- A Lei do Estatuto Digital da Criança e do Adolescente (Lei n° 15.211/2025) começa a valer nesta terça-feira, 17, no Brasil, regulando o acesso online de menores para proteção de crianças e jovens.
- A norma não substitui o ECA de 1990, mas apresenta diretrizes mais rigorosas para assegurar proteção no ambiente digital.
- Conhecida informalmente como Lei Felca, proíbe monetização ou impulsionamento de conteúdos que retratem menores de forma sexualizada ou com linguagem adulta.
- A responsabilidade é compartilhada entre empresas de tecnologia e famílias: menores até 16 anos só podem acessar redes sociais se a conta estiver vinculada a um responsável; plataformas devem oferecer ferramentas de supervisão.
- Entre as medidas estão remoção obrigatória de conteúdos de risco em até 24 horas, sinal de idade por API para lojas de aplicativos, e sanções para empresas infratoras, até 10% do faturamento ou suspensão/perda de autorização.
A partir desta terça-feira (17), entra em vigor no Brasil a Lei do Estatuto Digital da Criança e do Adolescente, o ECA Digital, de número 15.211/2025. A norma regula o acesso online de crianças e jovens em redes sociais, jogos e lojas virtuais voltadas a esse público ou acessíveis a ele.
O objetivo é adaptar o marco legal existente para o mundo digital, mantendo o ECA vigente e acrescentando diretrizes para proteger infanto-juvenis na internet. Pesquisadoras ouvidas pela Agência Brasil classificaram o texto como histórico e de vanguarda.
A aprovação ocorreu após o vídeo do influenciador Felpa (Felipe Bressanim Pereira) denunciar abusos de uso de perfis com crianças para promover conteúdos impróprios. O conteúdo ajudou a acelerar o debate público e resultou na nova lei, também chamada informalmente de Lei Felca.
O que muda na prática
O ECA Digital proíbe monetização ou impulsionamento de conteúdos que retratem menores de forma sexualizada ou com linguagem adulta. A lei também exige mecanismos de aferição de idade mais confiáveis que a simples autodeclaração.

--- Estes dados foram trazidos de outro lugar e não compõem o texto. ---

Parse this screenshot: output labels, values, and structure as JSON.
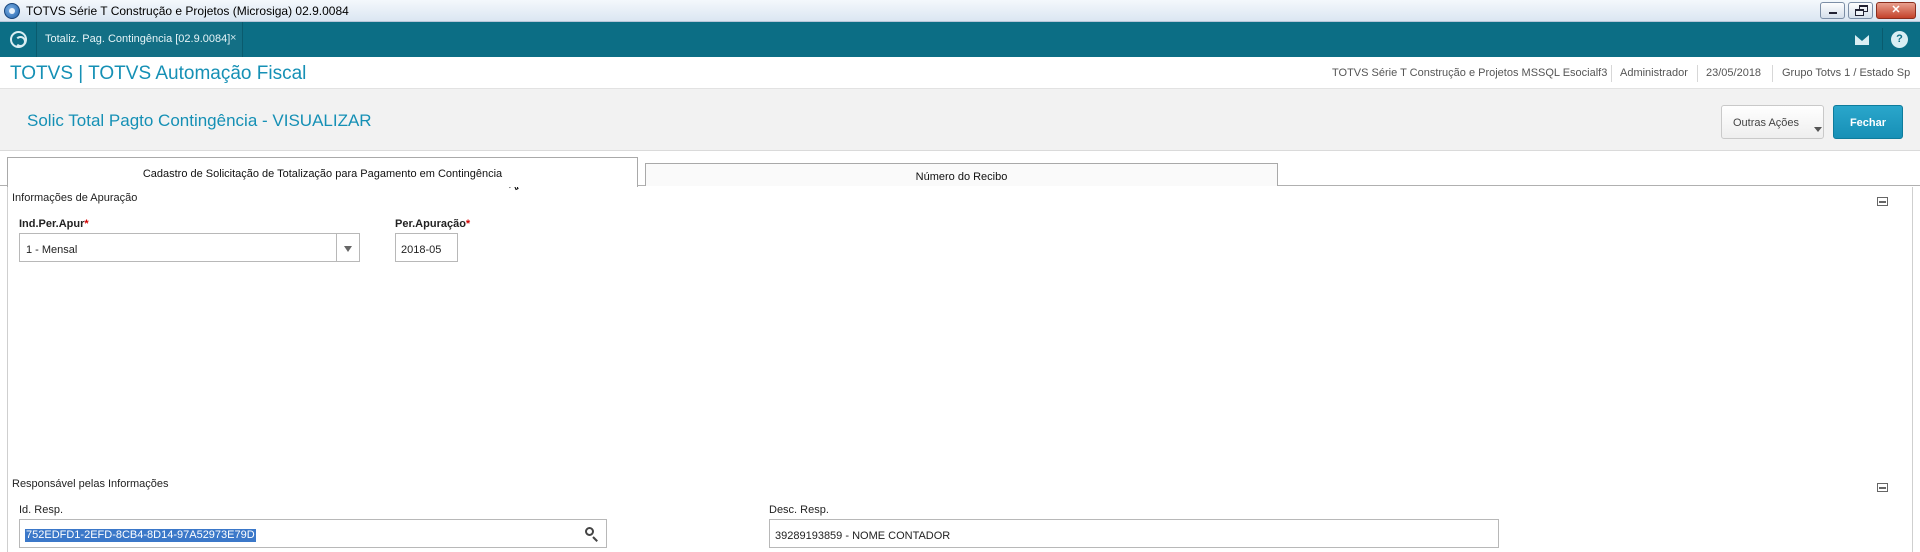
{
  "window": {
    "title": "TOTVS Série T Construção e Projetos (Microsiga) 02.9.0084",
    "minimize_glyph": "",
    "close_glyph": "✕"
  },
  "app_tab": {
    "label": "Totaliz. Pag. Contingência [02.9.0084]",
    "close": "×"
  },
  "header": {
    "brand": "TOTVS | TOTVS Automação Fiscal",
    "environment": "TOTVS Série T Construção e Projetos MSSQL Esocialf3",
    "user": "Administrador",
    "date": "23/05/2018",
    "company": "Grupo Totvs 1 / Estado Sp",
    "help": "?"
  },
  "page": {
    "title": "Solic Total Pagto Contingência - VISUALIZAR",
    "other_actions": "Outras Ações",
    "close_button": "Fechar"
  },
  "tabs": [
    {
      "label": "Cadastro de Solicitação de Totalização para Pagamento em Contingência",
      "active": true
    },
    {
      "label": "Número do Recibo",
      "active": false
    }
  ],
  "section_apuracao": {
    "title": "Informações de Apuração",
    "ind_per_apur": {
      "label": "Ind.Per.Apur",
      "required_mark": "*",
      "value": "1 - Mensal"
    },
    "per_apuracao": {
      "label": "Per.Apuração",
      "required_mark": "*",
      "value": "2018-05"
    }
  },
  "section_responsavel": {
    "title": "Responsável pelas Informações",
    "id_resp": {
      "label": "Id. Resp.",
      "value": "752EDFD1-2EFD-8CB4-8D14-97A52973E79D"
    },
    "desc_resp": {
      "label": "Desc. Resp.",
      "value": "39289193859 - NOME CONTADOR"
    }
  },
  "colors": {
    "tabbar_bg": "#0c6e85",
    "accent": "#1590b5",
    "primary_button": "#1790b6",
    "required": "#d30000",
    "selection": "#3b78c9"
  }
}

Familiares passam a ter papel central na supervisão. Menores até 16 anos só poderão acessar redes sociais se a conta estiver vinculada a um responsável legal. Plataformas devem oferecer ferramentas de controle, com configurações acessíveis.
A legislação determina ainda a remoção de conteúdos abusivos em até 24 horas e a disponibilização de canais de apoio às vítimas. Conteúdos de exploração sexual, violência e bullying devem ser reportados à ANPD.
Dados sobre uso da internet
Dados da TIC Kids Online Brasil 2025 indicam que 92% das crianças e adolescentes de 9 a 17 anos já acessam a internet. Aproximadamente 24,5 milhões estão conectados, e 85% possuem perfil em alguma plataforma.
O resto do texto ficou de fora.